Remitly Co-Founder Matt Oppenheimer has stepped down as CEO, handing leadership of the Seattle-based digital remittance company to Sebastian Gunningham as part of a planned succession. Oppenheimer will become Chairman and said the change follows succession planning he raised with the board “a while back,” writing to employees, “This transition isn’t about stepping back. It’s about stepping up into the role that best serves Remitly’s long-term success.”
Gunningham, a longtime tech and finance executive, previously led Amazon’s marketplace and payments businesses and later held senior roles at WeWork and Santander; “I’ve long admired Remitly’s mission and the real difference it makes in people’s lives,” he said.

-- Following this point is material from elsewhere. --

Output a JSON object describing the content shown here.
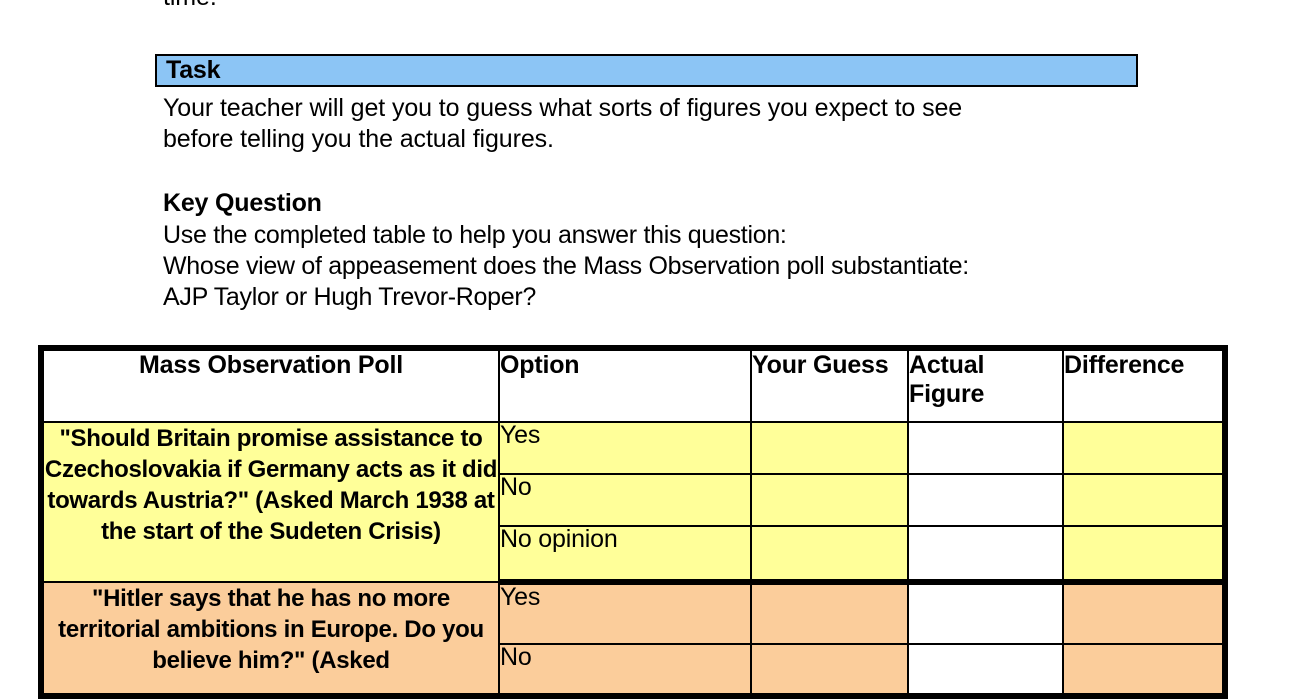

The leadership change lands alongside strong operating results: Remitly reported adjusted EBITDA of $88.6 million for Q4, nearly doubling year over year, while send volume rose 35% to $20.8 billion and revenue reached $442.2 million, up 26%. The company now has 9.3 million quarterly active users (up 19%) and about 3,200 employees globally, and it has been broadening beyond remittances into products such as small-business payments, multi-currency wallets and debit cards, lines of credit, and stablecoin-based balances. In his memo, Oppenheimer said he will remain the company’s largest individual shareholder “with no plans to sell” and plans to stay engaged as chairman while shifting his time toward external partnerships, cross-industry initiatives, and family.